The flight from Rome was half an hour late arriving in Sydney but luck was with me and I cleared Immigration quickly. The Customs Inspector accepted my "Nothing to declare," and waved me through into the terminal where I was immediately spotted by Reg, my agent's Sydney representative. He had a car and several photographers waiting. I put on the smile I keep for such occasions and flashed it at the photographers who flashed back. I often feel I could do without the trappings of celebrity, but sometimes they come in handy. While I am not one of The Three Tenors, my agent keeps assuring me I am up there in the top ten. The size of the fees he can obtain for me from opera companies in Europe and the States gives me confidence he is right.
In the Mercedes on the way to the city, I asked if I would have time to go to the hotel for a quick shower and a change of clothes. "She'll be right, Mate. Got at least half an hour up your sleeve," the driver assured me.
Thrusting my American Express card at the Hyatt receptionist, I grabbed the key to the suite and headed for the shower, leaving Reg to cope with the paperwork and the baggage. The shower, and the coffee he made while he was waiting, worked wonders. As we crossed the bridge on the way to the Crematorium, the harbour around the Opera House, the scene of my early success, sparkled in the summer sunlight. I had been away too long.
I arrived at the small chapel with five minutes to spare. Most of the mourners were already seated. Some I recognised as I went to join Peter in the front pew, but I didn't know the elderly man with the mane of silver hair who nodded to me from the other end of the pew. Sitting there, it looked as though he consider himself family. Had Mum been holding out on me?
After that final, dreadful moment when the coffin disappeared, and the curtains closed, we straggled out into the sunlight and I had a chance to clasp Peter in a wordless hug. The silver-haired gentleman from the front pew still hovered. Peter beckoned him over.
"John, I know this is going to be as much of a shock for you as it was for me. Let me introduce George, our father."
I tried to stammer some sort of a greeting but the words wouldn't come. I hadn't thought of my father since I was a kid. Finally, Peter came to my rescue by suggesting, "You two go over there and get acquainted. I'll catch up with you later."
I was still lost for words but George started straight in. "You were only about a year old when your mother and I split up. When we decided to get married, everybody told us we were too young to know what we were doing, but we wouldn't listen. They were right, though. We just didn't have enough in common. When we finally worked that out for ourselves, we thought of staying together for the sake of you and Peter, but it didn't appeal to either of us."
"Yes," I finally managed to say, "That's more or less what Mum told me years ago."

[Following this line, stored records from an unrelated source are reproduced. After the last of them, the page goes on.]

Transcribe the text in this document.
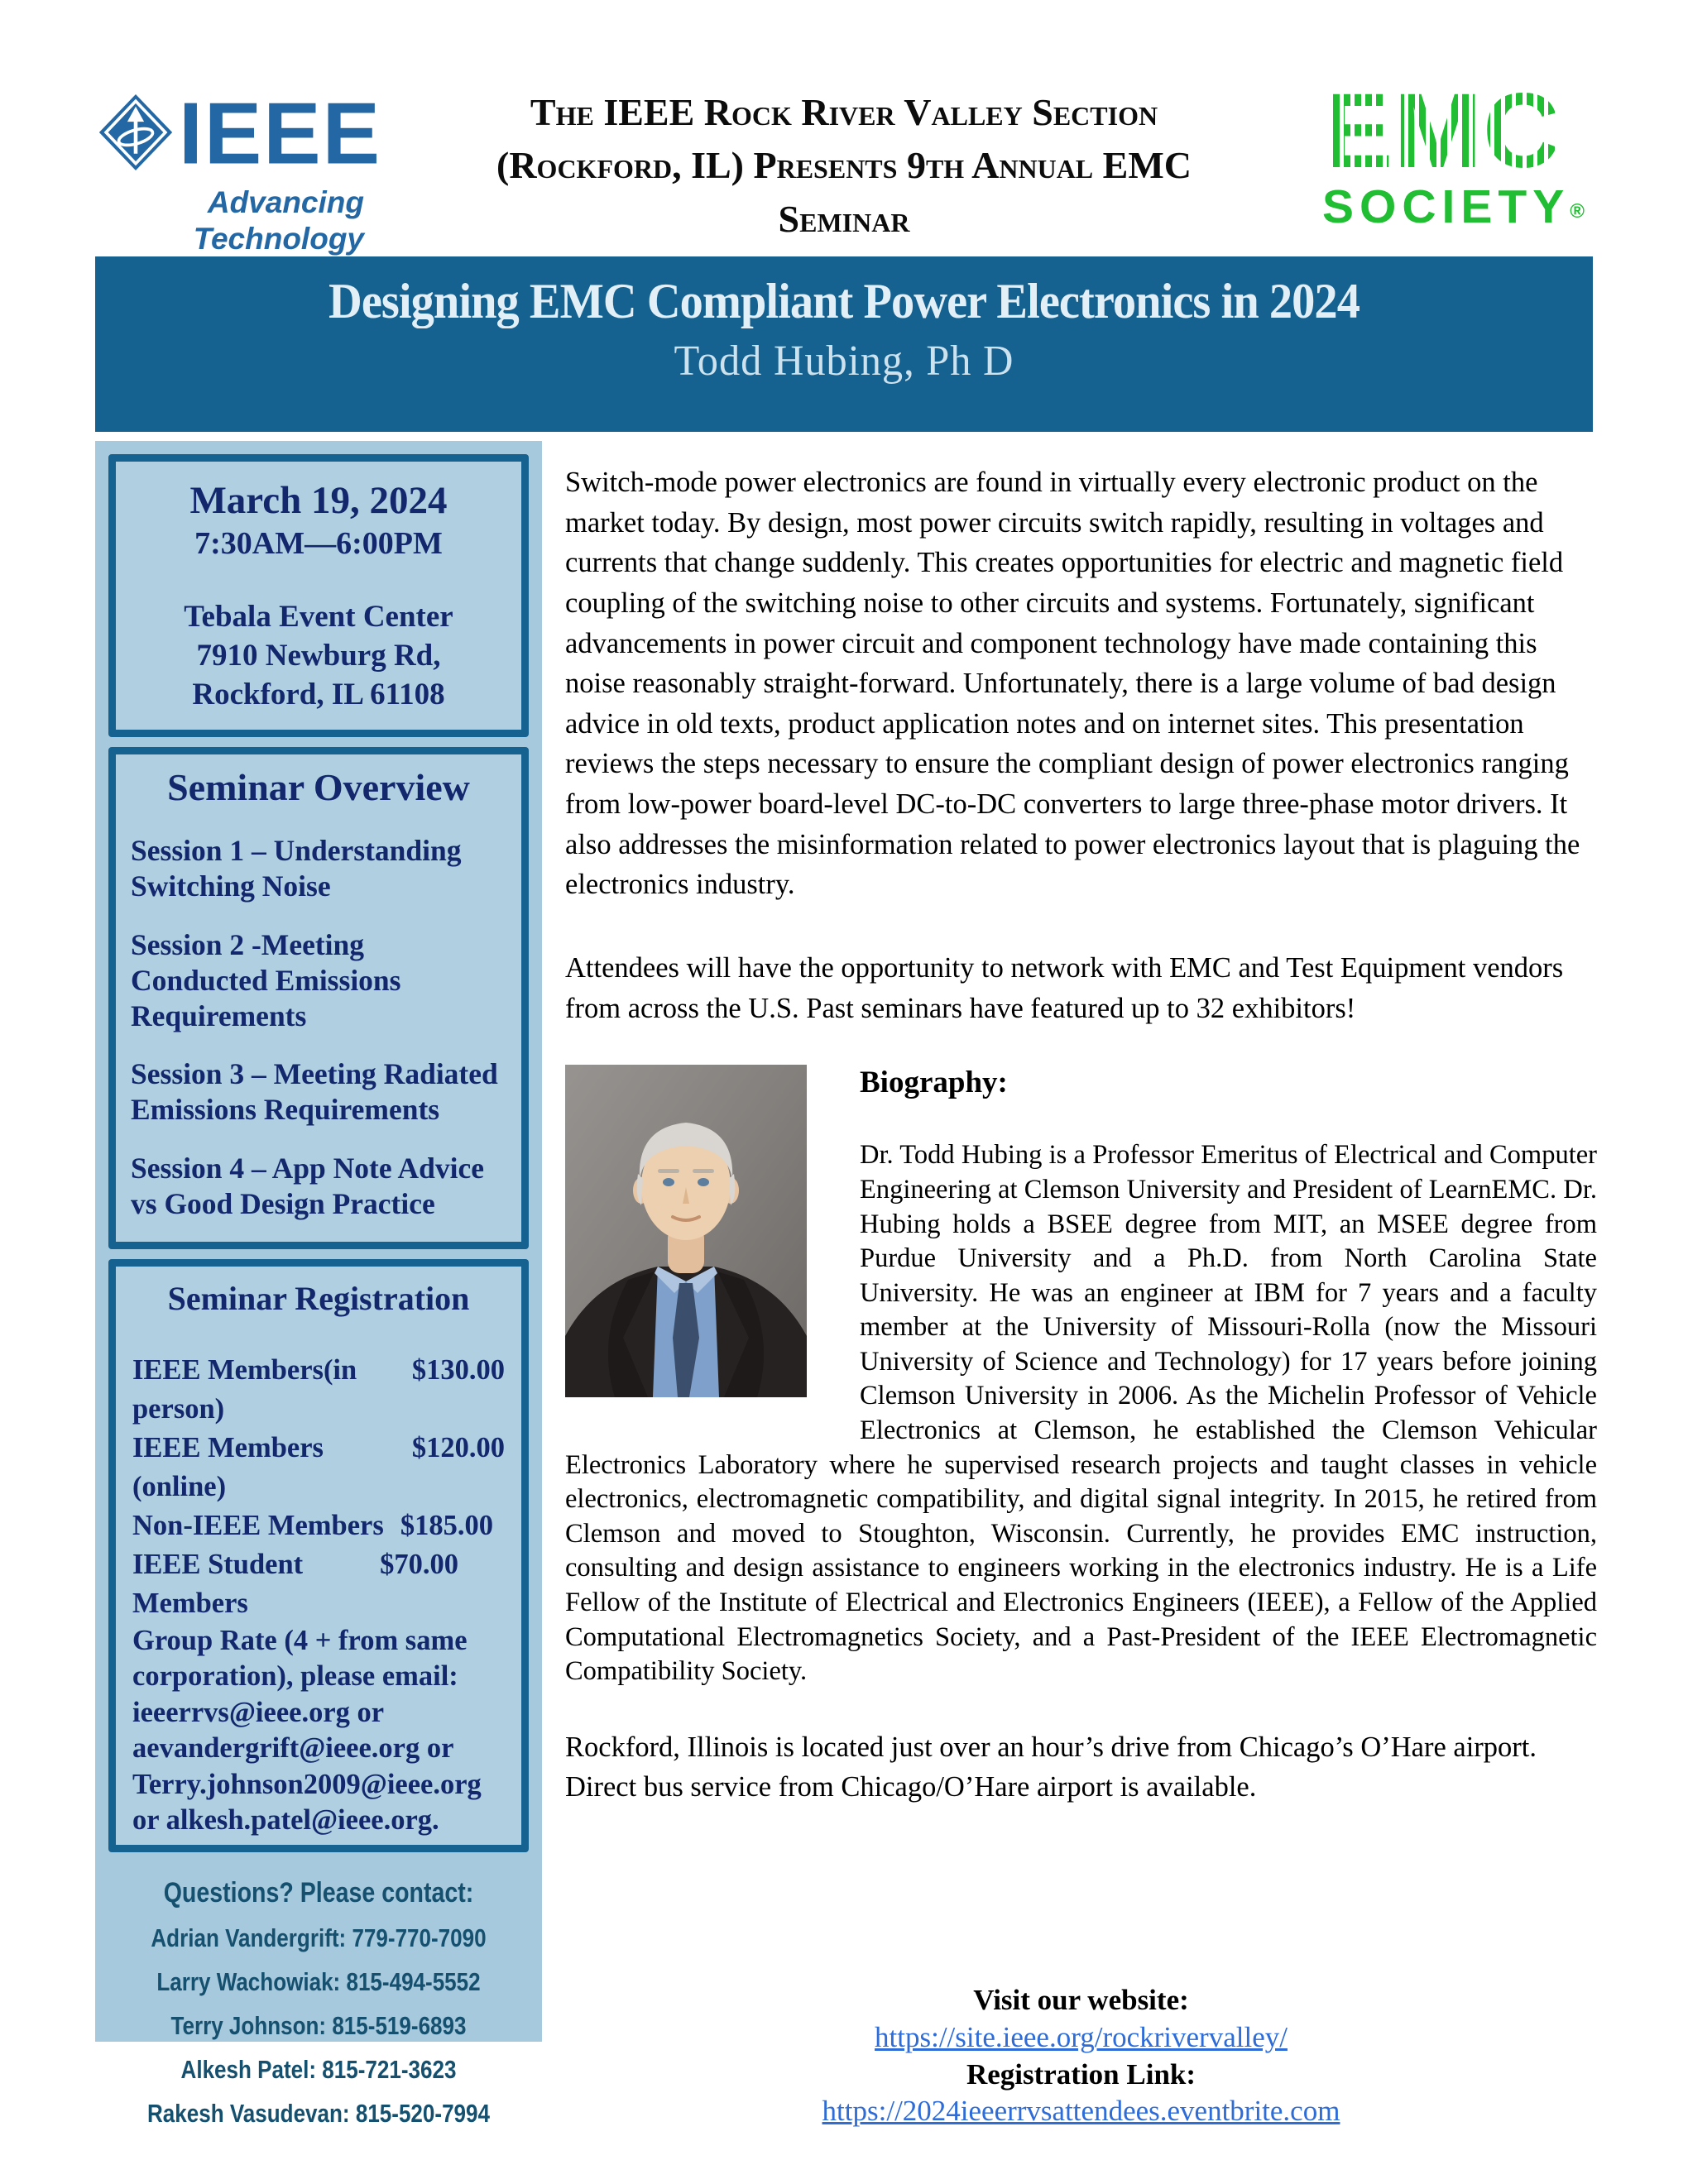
IEEE
Advancing Technology
The IEEE Rock River Valley Section
(Rockford, IL) Presents 9th Annual EMC
Seminar
EMC
SOCIETY®
Designing EMC Compliant Power Electronics in 2024
Todd Hubing, Ph D
March 19, 2024
7:30AM—6:00PM
Tebala Event Center
7910 Newburg Rd,
Rockford, IL 61108
Seminar Overview
Session 1 – Understanding Switching Noise
Session 2 -Meeting Conducted Emissions Requirements
Session 3 – Meeting Radiated Emissions Requirements
Session 4 – App Note Advice vs Good Design Practice
Seminar Registration
IEEE Members(in person)
$130.00
IEEE Members (online)
$120.00
Non-IEEE Members $185.00
IEEE Student Members
$70.00
Group Rate (4 + from same corporation), please email: ieeerrvs@ieee.org or aevandergrift@ieee.org or Terry.johnson2009@ieee.org or alkesh.patel@ieee.org.
Questions? Please contact:
Adrian Vandergrift: 779-770-7090
Larry Wachowiak: 815-494-5552
Terry Johnson: 815-519-6893
Alkesh Patel: 815-721-3623
Rakesh Vasudevan: 815-520-7994
Switch-mode power electronics are found in virtually every electronic product on the market today. By design, most power circuits switch rapidly, resulting in voltages and currents that change suddenly. This creates opportunities for electric and magnetic field coupling of the switching noise to other circuits and systems. Fortunately, significant advancements in power circuit and component technology have made containing this noise reasonably straight-forward. Unfortunately, there is a large volume of bad design advice in old texts, product application notes and on internet sites. This presentation reviews the steps necessary to ensure the compliant design of power electronics ranging from low-power board-level DC-to-DC converters to large three-phase motor drivers. It also addresses the misinformation related to power electronics layout that is plaguing the electronics industry.
Attendees will have the opportunity to network with EMC and Test Equipment vendors from across the U.S. Past seminars have featured up to 32 exhibitors!
Biography:
Dr. Todd Hubing is a Professor Emeritus of Electrical and Computer Engineering at Clemson University and President of LearnEMC. Dr. Hubing holds a BSEE degree from MIT, an MSEE degree from Purdue University and a Ph.D. from North Carolina State University. He was an engineer at IBM for 7 years and a faculty member at the University of Missouri-Rolla (now the Missouri University of Science and Technology) for 17 years before joining Clemson University in 2006. As the Michelin Professor of Vehicle Electronics at Clemson, he established the Clemson Vehicular Electronics Laboratory where he supervised research projects and taught classes in vehicle electronics, electromagnetic compatibility, and digital signal integrity. In 2015, he retired from Clemson and moved to Stoughton, Wisconsin. Currently, he provides EMC instruction, consulting and design assistance to engineers working in the electronics industry. He is a Life Fellow of the Institute of Electrical and Electronics Engineers (IEEE), a Fellow of the Applied Computational Electromagnetics Society, and a Past-President of the IEEE Electromagnetic Compatibility Society.
Rockford, Illinois is located just over an hour’s drive from Chicago’s O’Hare airport. Direct bus service from Chicago/O’Hare airport is available.
Visit our website:
https://site.ieee.org/rockrivervalley/
Registration Link:
https://2024ieeerrvsattendees.eventbrite.com
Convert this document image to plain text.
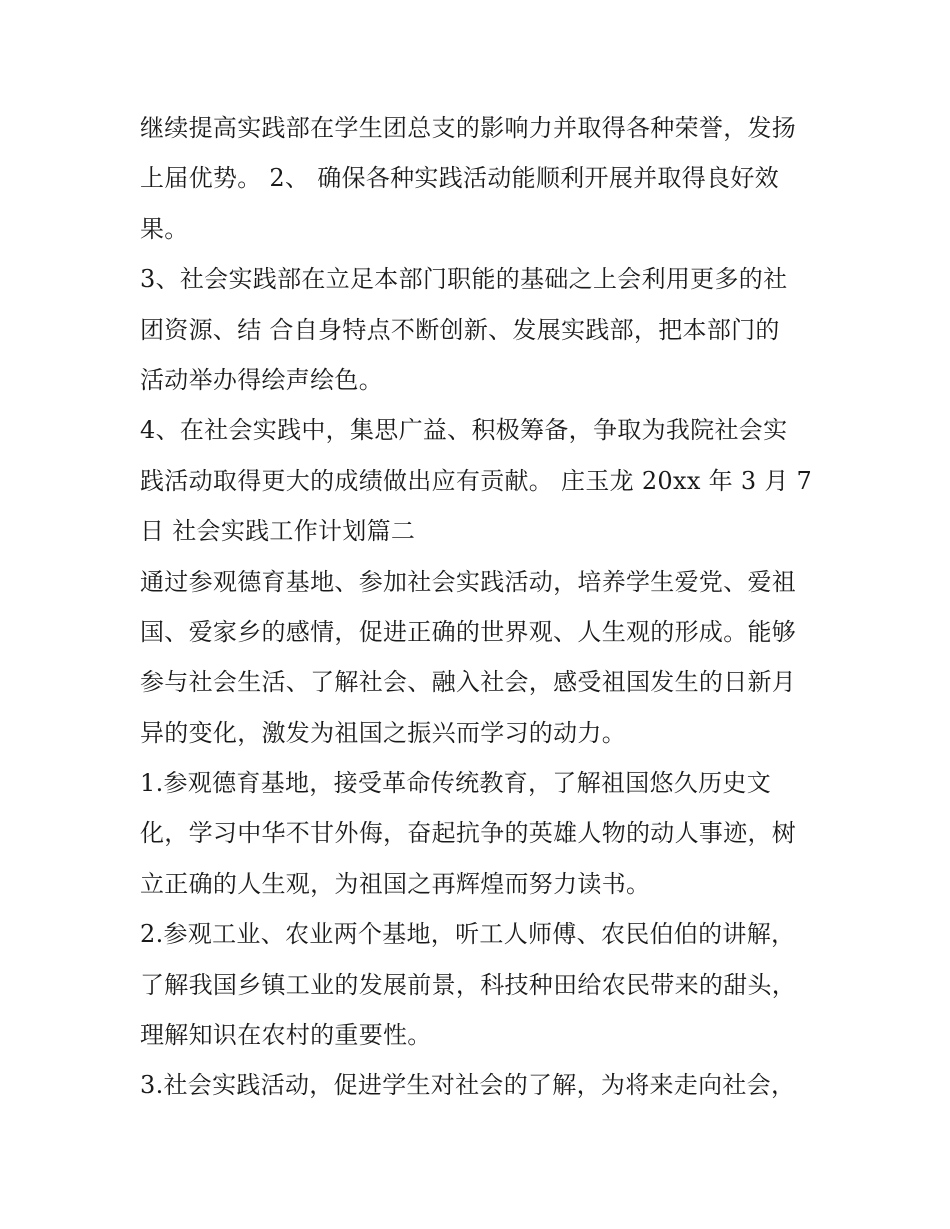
继续提高实践部在学生团总支的影响力并取得各种荣誉，发扬
上届优势。 2、 确保各种实践活动能顺利开展并取得良好效
果。
3、社会实践部在立足本部门职能的基础之上会利用更多的社
团资源、结 合自身特点不断创新、发展实践部，把本部门的
活动举办得绘声绘色。
4、在社会实践中，集思广益、积极筹备，争取为我院社会实
践活动取得更大的成绩做出应有贡献。 庄玉龙 20xx 年 3 月 7
日 社会实践工作计划篇二
通过参观德育基地、参加社会实践活动，培养学生爱党、爱祖
国、爱家乡的感情，促进正确的世界观、人生观的形成。能够
参与社会生活、了解社会、融入社会，感受祖国发生的日新月
异的变化，激发为祖国之振兴而学习的动力。
1.参观德育基地，接受革命传统教育，了解祖国悠久历史文
化，学习中华不甘外侮，奋起抗争的英雄人物的动人事迹，树
立正确的人生观，为祖国之再辉煌而努力读书。
2.参观工业、农业两个基地，听工人师傅、农民伯伯的讲解，
了解我国乡镇工业的发展前景，科技种田给农民带来的甜头，
理解知识在农村的重要性。
3.社会实践活动，促进学生对社会的了解，为将来走向社会，
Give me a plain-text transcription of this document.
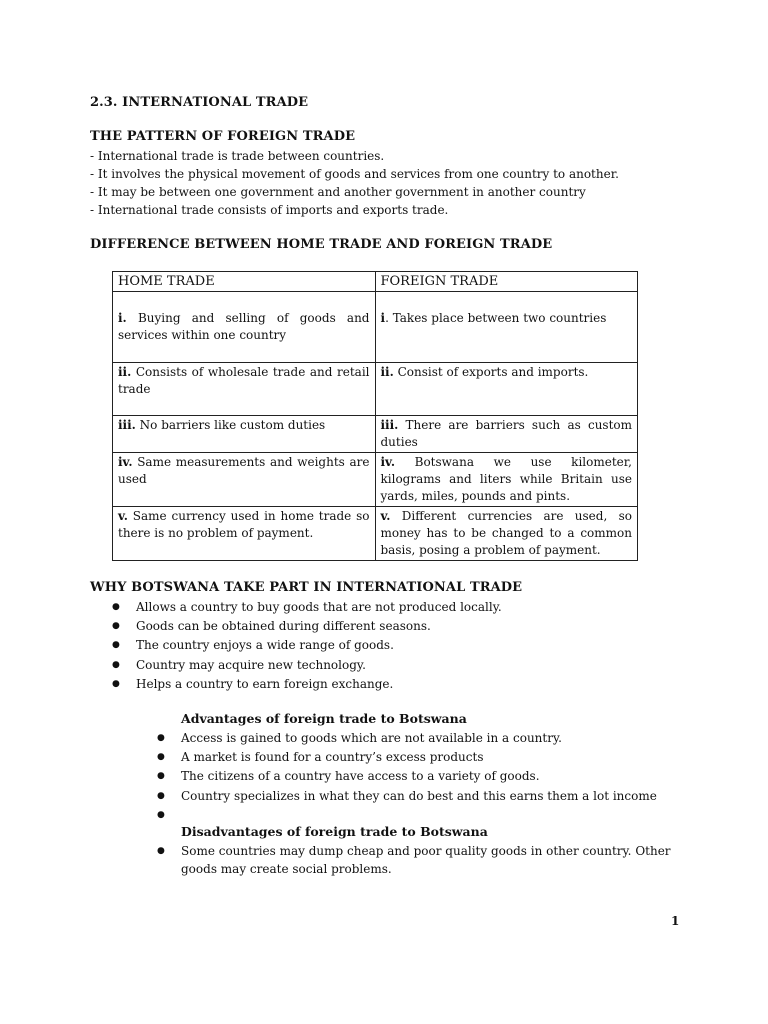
2.3. INTERNATIONAL TRADE
THE PATTERN OF FOREIGN TRADE
- International trade is trade between countries.
- It involves the physical movement of goods and services from one country to another.
- It may be between one government and another government in another country
- International trade consists of imports and exports trade.
DIFFERENCE BETWEEN HOME TRADE AND FOREIGN TRADE
HOME TRADE	FOREIGN TRADE
i. Buying and selling of goods and services within one country	i. Takes place between two countries
ii. Consists of wholesale trade and retail trade	ii. Consist of exports and imports.
iii. No barriers like custom duties	iii. There are barriers such as custom duties
iv. Same measurements and weights are used	iv. Botswana we use kilometer, kilograms and liters while Britain use yards, miles, pounds and pints.
v. Same currency used in home trade so there is no problem of payment.	v. Different currencies are used, so money has to be changed to a common basis, posing a problem of payment.
WHY BOTSWANA TAKE PART IN INTERNATIONAL TRADE
● Allows a country to buy goods that are not produced locally.
● Goods can be obtained during different seasons.
● The country enjoys a wide range of goods.
● Country may acquire new technology.
● Helps a country to earn foreign exchange.
Advantages of foreign trade to Botswana
● Access is gained to goods which are not available in a country.
● A market is found for a country’s excess products
● The citizens of a country have access to a variety of goods.
● Country specializes in what they can do best and this earns them a lot income
●
Disadvantages of foreign trade to Botswana
● Some countries may dump cheap and poor quality goods in other country. Other goods may create social problems.
1
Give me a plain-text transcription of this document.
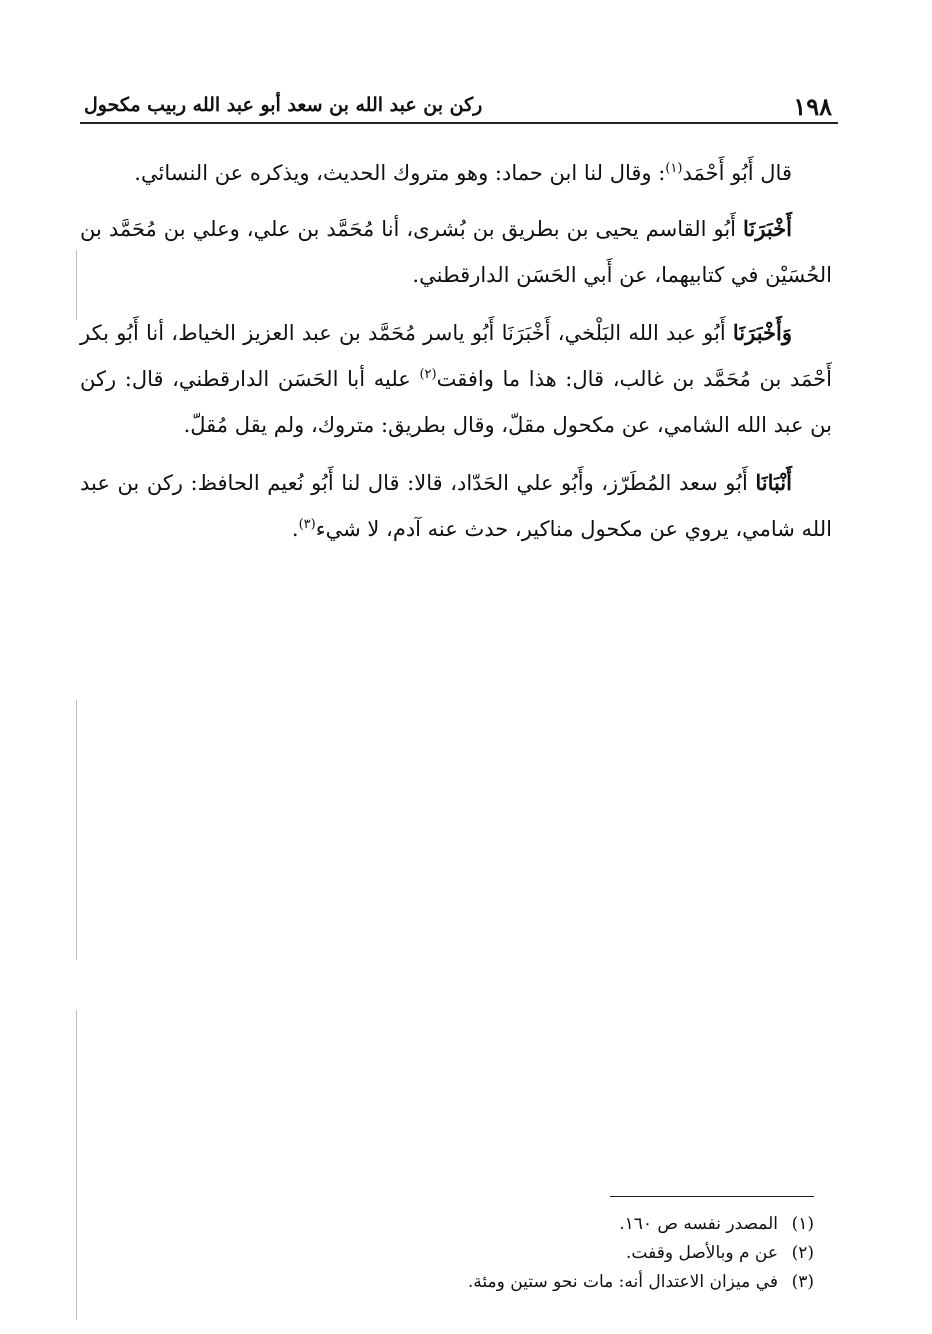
١٩٨
ركن بن عبد الله بن سعد أبو عبد الله ربيب مكحول

قال أَبُو أَحْمَد$^{(١)}$: وقال لنا ابن حماد: وهو متروك الحديث، ويذكره عن النسائي.

أَخْبَرَنَا أَبُو القاسم يحيى بن بطريق بن بُشرى، أنا مُحَمَّد بن علي، وعلي بن مُحَمَّد بن الحُسَيْن في كتابيهما، عن أَبي الحَسَن الدارقطني.

وَأَخْبَرَنَا أَبُو عبد الله البَلْخي، أَخْبَرَنَا أَبُو ياسر مُحَمَّد بن عبد العزيز الخياط، أنا أَبُو بكر أَحْمَد بن مُحَمَّد بن غالب، قال: هذا ما وافقت$^{(٢)}$ عليه أبا الحَسَن الدارقطني، قال: ركن بن عبد الله الشامي، عن مكحول مقلّ، وقال بطريق: متروك، ولم يقل مُقلّ.

أَنْبَانَا أَبُو سعد المُطَرّز، وأَبُو علي الحَدّاد، قالا: قال لنا أَبُو نُعيم الحافظ: ركن بن عبد الله شامي، يروي عن مكحول مناكير، حدث عنه آدم، لا شيء$^{(٣)}$.

(١)المصدر نفسه ص ١٦٠.
(٢)عن م وبالأصل وقفت.
(٣)في ميزان الاعتدال أنه: مات نحو ستين ومئة.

"Then," he continued, "I got a job in Perth, met a girl, married her and stayed. Over the years, your mother stopped answering my occasional letters, and I lost touch. Beryl and I never had any children, and when she died recently, I started to wonder about the family I left behind in Sydney. I couldn't find out anything from Perth, and your mother was in hospital by the time I got over here. I tracked Peter down and here I am."
He seemed a nice old bloke, so I said, "Look, too much has happened today for me to take it all in. Come and have lunch with me to-morrow. Then, I want to go for a ferry ride and enjoy Sydney from the harbour. Come with me?"
"You're on." he replied and then added hesitantly, "Son."
Immersed in the spa in my suite for a long soak before falling into bed, I phoned Colette and told her, "The kids may have lost their loving Gran, but I think I have just found a Grandpa who would try very hard to take her place."